= Raster Document Object =

The .RDO (Raster Document Object) file format is the native format used by Xerox's DocuTech range of hardware and software, that underpins the company's Xerox Document On Demand (XDOD) systems. It is therefore a significant file format for the print on demand market sector, along with PostScript and Portable Document Format.

RDO is a metafile format based on the Open Document Architecture (ODA) specifications: In Xerox's RDO implementation, description and control information is stored within the RDO file, while raster images are stored separately, usually in a separate folder, as TIFF files. The RDO file dictates which bitmap images will be used on each page of a document, and where they will be placed.

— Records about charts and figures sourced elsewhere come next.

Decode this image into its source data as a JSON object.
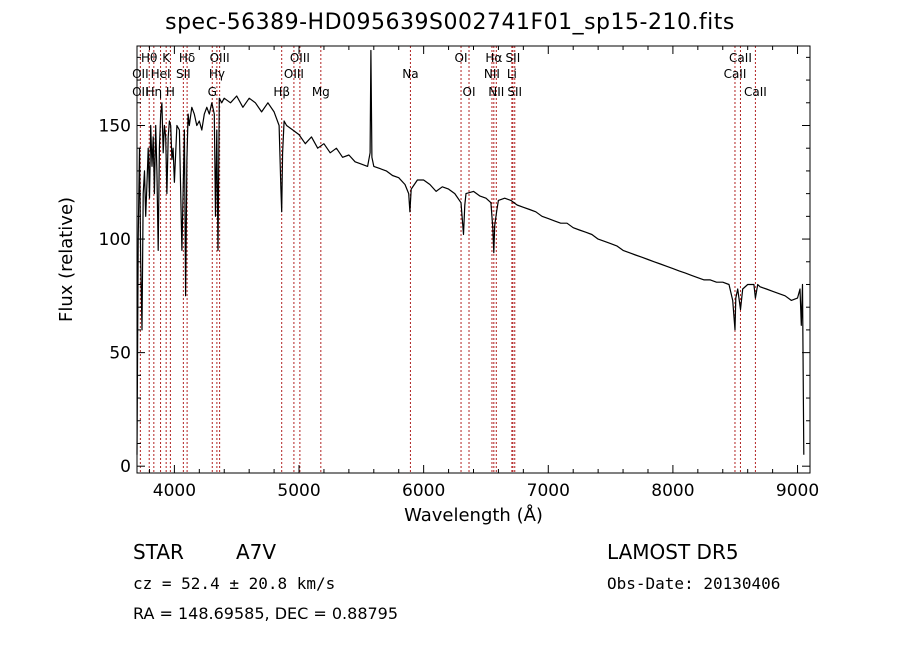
{
  "header": {
    "title": "spec-56389-HD095639S002741F01_sp15-210.fits"
  },
  "info": {
    "object_class": "STAR",
    "subclass": "A7V",
    "survey": "LAMOST DR5",
    "redshift_text": "cz = 52.4 ± 20.8 km/s",
    "obs_date_text": "Obs-Date: 20130406",
    "radec_text": "RA = 148.69585, DEC =   0.88795"
  },
  "chart_data": {
    "type": "line",
    "title": "spec-56389-HD095639S002741F01_sp15-210.fits",
    "xlabel": "Wavelength (Å)",
    "ylabel": "Flux (relative)",
    "xlim": [
      3700,
      9100
    ],
    "ylim": [
      -3,
      185
    ],
    "grid": false,
    "x_ticks": [
      4000,
      5000,
      6000,
      7000,
      8000,
      9000
    ],
    "y_ticks": [
      0,
      50,
      100,
      150
    ],
    "line_color": "#000000",
    "marker_color": "#b22222",
    "series": [
      {
        "x": [
          3700,
          3710,
          3720,
          3730,
          3740,
          3750,
          3760,
          3770,
          3780,
          3790,
          3800,
          3810,
          3820,
          3830,
          3840,
          3850,
          3860,
          3870,
          3880,
          3890,
          3900,
          3910,
          3920,
          3930,
          3940,
          3950,
          3960,
          3970,
          3980,
          3990,
          4000,
          4020,
          4040,
          4060,
          4080,
          4090,
          4100,
          4110,
          4120,
          4140,
          4160,
          4180,
          4200,
          4220,
          4240,
          4260,
          4280,
          4300,
          4320,
          4330,
          4340,
          4350,
          4360,
          4380,
          4400,
          4450,
          4500,
          4550,
          4600,
          4650,
          4700,
          4750,
          4800,
          4840,
          4855,
          4861,
          4868,
          4880,
          4900,
          4950,
          5000,
          5050,
          5100,
          5150,
          5200,
          5250,
          5300,
          5350,
          5400,
          5450,
          5500,
          5550,
          5570,
          5577,
          5585,
          5600,
          5650,
          5700,
          5750,
          5800,
          5850,
          5880,
          5890,
          5900,
          5950,
          6000,
          6050,
          6100,
          6150,
          6200,
          6250,
          6300,
          6320,
          6330,
          6340,
          6400,
          6450,
          6500,
          6540,
          6555,
          6563,
          6570,
          6585,
          6600,
          6650,
          6700,
          6750,
          6800,
          6850,
          6900,
          6950,
          7000,
          7050,
          7100,
          7150,
          7200,
          7250,
          7300,
          7350,
          7400,
          7450,
          7500,
          7550,
          7600,
          7650,
          7700,
          7750,
          7800,
          7850,
          7900,
          7950,
          8000,
          8050,
          8100,
          8150,
          8200,
          8250,
          8300,
          8350,
          8400,
          8450,
          8480,
          8498,
          8505,
          8520,
          8542,
          8560,
          8600,
          8650,
          8662,
          8680,
          8700,
          8750,
          8800,
          8850,
          8900,
          8950,
          9000,
          9020,
          9030,
          9040,
          9050
        ],
        "y": [
          5,
          100,
          140,
          90,
          60,
          120,
          130,
          110,
          125,
          140,
          118,
          150,
          132,
          145,
          120,
          150,
          130,
          95,
          140,
          155,
          160,
          138,
          150,
          145,
          120,
          145,
          152,
          150,
          135,
          140,
          125,
          150,
          148,
          95,
          148,
          75,
          135,
          155,
          150,
          158,
          155,
          150,
          152,
          148,
          155,
          158,
          155,
          160,
          155,
          110,
          148,
          95,
          162,
          160,
          162,
          160,
          163,
          158,
          162,
          160,
          156,
          160,
          156,
          150,
          122,
          112,
          138,
          152,
          150,
          148,
          146,
          142,
          145,
          140,
          142,
          138,
          140,
          136,
          137,
          134,
          133,
          132,
          138,
          183,
          136,
          132,
          131,
          130,
          128,
          127,
          124,
          120,
          112,
          122,
          126,
          126,
          124,
          121,
          123,
          122,
          120,
          116,
          102,
          115,
          120,
          121,
          119,
          118,
          116,
          105,
          94,
          106,
          112,
          117,
          118,
          117,
          115,
          114,
          113,
          112,
          110,
          109,
          108,
          107,
          107,
          105,
          104,
          103,
          102,
          100,
          99,
          98,
          97,
          95,
          94,
          93,
          92,
          91,
          90,
          89,
          88,
          87,
          86,
          85,
          84,
          83,
          82,
          82,
          81,
          81,
          80,
          73,
          60,
          74,
          78,
          69,
          78,
          80,
          80,
          74,
          80,
          79,
          78,
          77,
          76,
          75,
          73,
          74,
          78,
          62,
          80,
          5
        ]
      }
    ],
    "lines": [
      {
        "label": "OII",
        "wavelength": 3727,
        "row": 2
      },
      {
        "label": "Hθ",
        "wavelength": 3798,
        "row": 1
      },
      {
        "label": "OII",
        "wavelength": 3727,
        "row": 3
      },
      {
        "label": "Hη",
        "wavelength": 3835,
        "row": 3
      },
      {
        "label": "HeI",
        "wavelength": 3889,
        "row": 2
      },
      {
        "label": "K",
        "wavelength": 3934,
        "row": 1
      },
      {
        "label": "H",
        "wavelength": 3968,
        "row": 3
      },
      {
        "label": "Hδ",
        "wavelength": 4102,
        "row": 1
      },
      {
        "label": "SII",
        "wavelength": 4072,
        "row": 2
      },
      {
        "label": "OIII",
        "wavelength": 4363,
        "row": 1
      },
      {
        "label": "Hγ",
        "wavelength": 4341,
        "row": 2
      },
      {
        "label": "G",
        "wavelength": 4304,
        "row": 3
      },
      {
        "label": "Hβ",
        "wavelength": 4861,
        "row": 3
      },
      {
        "label": "OIII",
        "wavelength": 4959,
        "row": 2
      },
      {
        "label": "OIII",
        "wavelength": 5007,
        "row": 1
      },
      {
        "label": "Mg",
        "wavelength": 5175,
        "row": 3
      },
      {
        "label": "Na",
        "wavelength": 5894,
        "row": 2
      },
      {
        "label": "OI",
        "wavelength": 6300,
        "row": 1
      },
      {
        "label": "OI",
        "wavelength": 6364,
        "row": 3
      },
      {
        "label": "Hα",
        "wavelength": 6563,
        "row": 1
      },
      {
        "label": "NII",
        "wavelength": 6548,
        "row": 2
      },
      {
        "label": "NII",
        "wavelength": 6583,
        "row": 3
      },
      {
        "label": "SII",
        "wavelength": 6716,
        "row": 1
      },
      {
        "label": "Li",
        "wavelength": 6708,
        "row": 2
      },
      {
        "label": "SII",
        "wavelength": 6731,
        "row": 3
      },
      {
        "label": "CaII",
        "wavelength": 8542,
        "row": 1
      },
      {
        "label": "CaII",
        "wavelength": 8498,
        "row": 2
      },
      {
        "label": "CaII",
        "wavelength": 8662,
        "row": 3
      }
    ]
  }
}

==Features and disadvantages==
This approach has advantages and disadvantages over the monolithic approach used by PDF:
The disadvantages of RDO are that it is a largely proprietary format, and the multi-file approach means that file management and orphan control is more of an issue: one cannot tell from a computer's file system whether all the files required for a document to print are present and correct.

In RDO's favor, the multi-file approach allows a networked device to load the small RDO file and then request the larger bitmap files only when necessary: This allows a full job specification to be loaded and installed over a network almost immediately, with the larger bitmap files only having to be transferred as and when needed, allowing more flexibility for managing network traffic loading.

The TIFF file format is highly portable, and Xerox's MakeReady software, supplied with its XDOD systems, readily imports and export postscript files: however, the Xerox "on demand" systems typically require a document library to be stored as RDO / TIFF files, and most non-Xerox applications will not read RDO structures directly.